Ministerie van Sociale Zaken en Werkgelegenheid
Ministerie van Sociale Zaken en Werkgelegenheid
Aan de Voorzitter van de Tweede Kamer Postbus 90801 2509 LV Den Haag der Staten-Generaal Anna van Hannoverstraat 4 Binnenhof 1a Telefoon (070) 333 44 44 2513 AA `s-GRAVENHAGE Telefax (070) 333 40 33
Uw brief Ons kenmerk
17 februari 2003 B&GA/BR&I/03/15587
nr. 2020307380
Onderwerp Datum
Kamervragen van het lid De Grave 11 maart 2003
Hierbij zend ik u de antwoorden op de vragen van het lid De Grave (VVD) over fraude bij de
sociale dienst Amsterdam.
De Staatssecretaris van Sociale Zaken
en Werkgelegenheid,
(M. Rutte)
---
2020307380
Vragen van het lid De Grave (VVD) over fraude bij de sociale dienst Amsterdam.
Vraag 1
Bent u op de hoogte van het artikel: `Fraude bij Sociale Dienst Amsterdam' op de internetsite
www.nu.nl d.d. 13 februari jl.?
Antwoord 1
Ja
Vraag 2
Wat bent u van plan om aan deze (blijkbaar) terugkerende vorm van fraude te gaan doen?
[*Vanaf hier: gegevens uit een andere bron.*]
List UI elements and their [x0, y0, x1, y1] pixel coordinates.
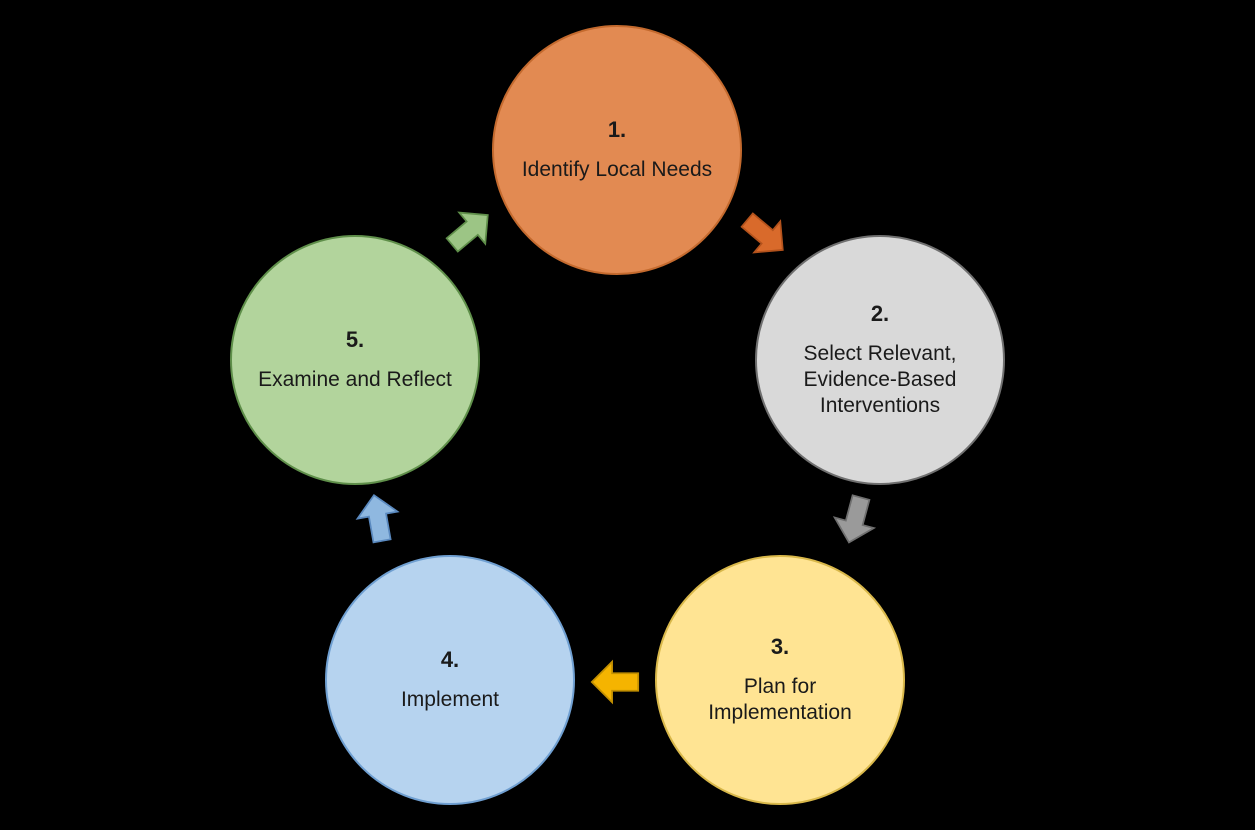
cycle-diagram: 1. Identify Local Needs 2. Select Releva… — [0, 0, 1255, 830]
node-5-number: 5. — [346, 327, 364, 353]
node-2-number: 2. — [871, 301, 889, 327]
node-5-label: Examine and Reflect — [234, 367, 476, 393]
arrow-2-to-3-icon — [819, 484, 890, 555]
node-1-identify: 1. Identify Local Needs — [492, 25, 742, 275]
node-5-examine: 5. Examine and Reflect — [230, 235, 480, 485]
node-2-label: Select Relevant, Evidence-Based Interven… — [757, 341, 1003, 420]
node-2-select: 2. Select Relevant, Evidence-Based Inter… — [755, 235, 1005, 485]
arrow-4-to-5-icon — [344, 484, 411, 551]
node-3-label: Plan for Implementation — [657, 674, 903, 727]
node-3-plan: 3. Plan for Implementation — [655, 555, 905, 805]
node-4-label: Implement — [377, 687, 523, 713]
node-4-implement: 4. Implement — [325, 555, 575, 805]
arrow-1-to-2-icon — [724, 194, 806, 276]
node-4-number: 4. — [441, 647, 459, 673]
arrow-5-to-1-icon — [429, 189, 511, 271]
node-1-label: Identify Local Needs — [498, 157, 736, 183]
node-1-number: 1. — [608, 117, 626, 143]
node-3-number: 3. — [771, 634, 789, 660]
arrow-3-to-4-icon — [586, 653, 644, 711]
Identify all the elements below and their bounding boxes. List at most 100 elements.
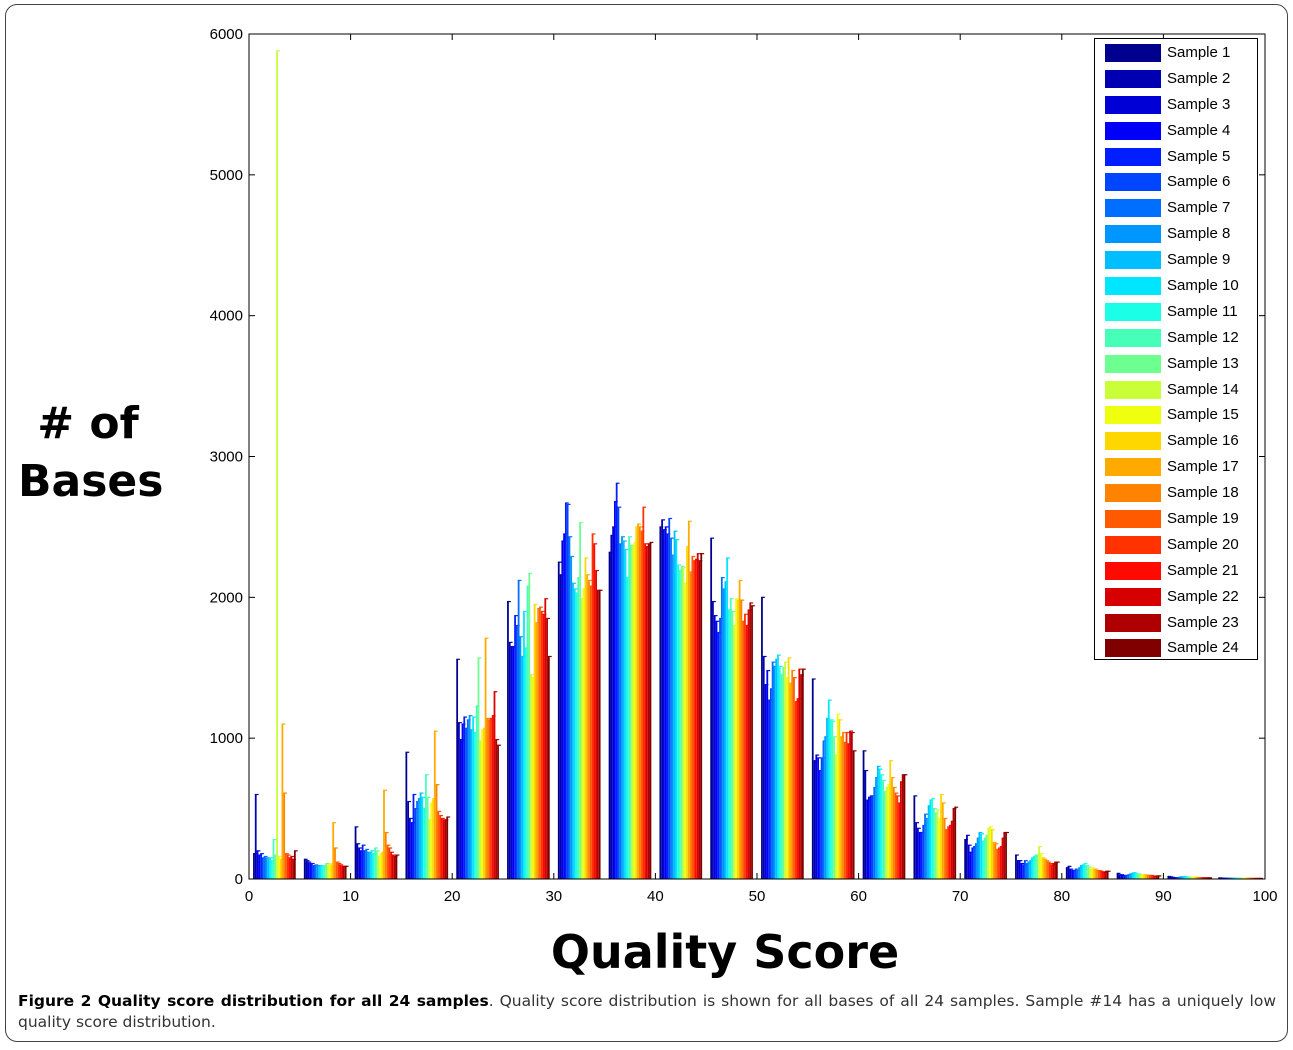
bar bbox=[361, 845, 364, 879]
bar bbox=[1143, 874, 1146, 879]
x-tick-label: 10 bbox=[342, 888, 359, 905]
bar bbox=[591, 533, 594, 879]
bar bbox=[924, 814, 926, 879]
bar bbox=[405, 752, 408, 879]
bar bbox=[1031, 857, 1033, 880]
bar bbox=[852, 750, 855, 879]
bar bbox=[696, 553, 699, 879]
bar bbox=[433, 731, 436, 880]
bar bbox=[1125, 875, 1128, 879]
bar bbox=[1197, 877, 1200, 879]
bar bbox=[360, 850, 362, 879]
legend-item: Sample 19 bbox=[1095, 507, 1257, 533]
y-tick-label: 0 bbox=[235, 871, 243, 888]
bar bbox=[824, 736, 827, 879]
bar bbox=[726, 557, 729, 879]
bar bbox=[586, 574, 589, 879]
bar bbox=[596, 590, 599, 879]
bar bbox=[794, 701, 797, 879]
legend-item: Sample 22 bbox=[1095, 585, 1257, 611]
bar bbox=[465, 728, 467, 879]
bar bbox=[728, 610, 730, 879]
bar bbox=[745, 625, 748, 879]
y-tick-label: 2000 bbox=[210, 589, 243, 606]
bar bbox=[1087, 867, 1089, 879]
x-tick-label: 40 bbox=[647, 888, 664, 905]
bar bbox=[920, 832, 923, 879]
bar bbox=[875, 777, 877, 879]
bar bbox=[283, 793, 286, 879]
legend-label: Sample 14 bbox=[1167, 380, 1239, 398]
bar bbox=[820, 757, 823, 879]
bar bbox=[917, 828, 919, 879]
bar bbox=[444, 819, 447, 879]
bar bbox=[419, 793, 422, 879]
legend-item: Sample 15 bbox=[1095, 403, 1257, 429]
bar bbox=[695, 559, 697, 879]
bar bbox=[664, 526, 667, 879]
bar bbox=[1080, 865, 1082, 879]
bar bbox=[619, 543, 622, 879]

Bent u
van plan om het stadsbestuur van Amsterdam op diens verantwoordelijkheden hieromtrent aan te
spreken en om concrete maatregelen in deze te vragen?
Antwoord 2
Gelet op de medebewindsrelatie tussen rijk en gemeenten is het niet mijn verantwoordelijkheid in te
gaan op de gedragingen van individuele medewerkers van gemeenten. In mijn volgende bestuurlijk
overleg met de gemeente Amsterdam zal ik er wel voor de goede orde op aandringen dat de
gemeente hieraan aandacht besteedt en zo nodig maatregelen neemt, mede gelet op het mogelijke
afbreukrisico voor de rechtmatigheid van de verstrekte uitkeringen.
Vraag 3
Bent u ook bekend met gevallen in andere gemeenten van fraude met uitkeringen door
medewerkers van de sociale dienst zelf? Zo ja, om hoeveel gevallen gaat het en wat is de omvang
van het gefraudeerde bedrag?
Antwoord 3
Neen. Ik verzamel geen systematische gegevens hierover, mede gezien de medebewindsrelatie
tussen rijk en gemeenten.
Vraag 4
Worden potentiële medewerkers van Nederlandse sociale diensten op enige wijze `gescreend'
voor indiensttreding om dit soort fraudegevallen zoveel mogelijk te voorkomen? Zo neen, acht u
het wenselijk om wel tot een dergelijke `screening' van potentiële medewerkers te komen? Zo ja,
acht u het wenselijke om aanvullende eisen te stellen op dit gebied?
Antwoord 4
Ik acht het de verantwoordelijkheid van gemeenten om te bepalen of en zo ja op welke wijze
`screening' van potentiële medewerkers plaatsvindt.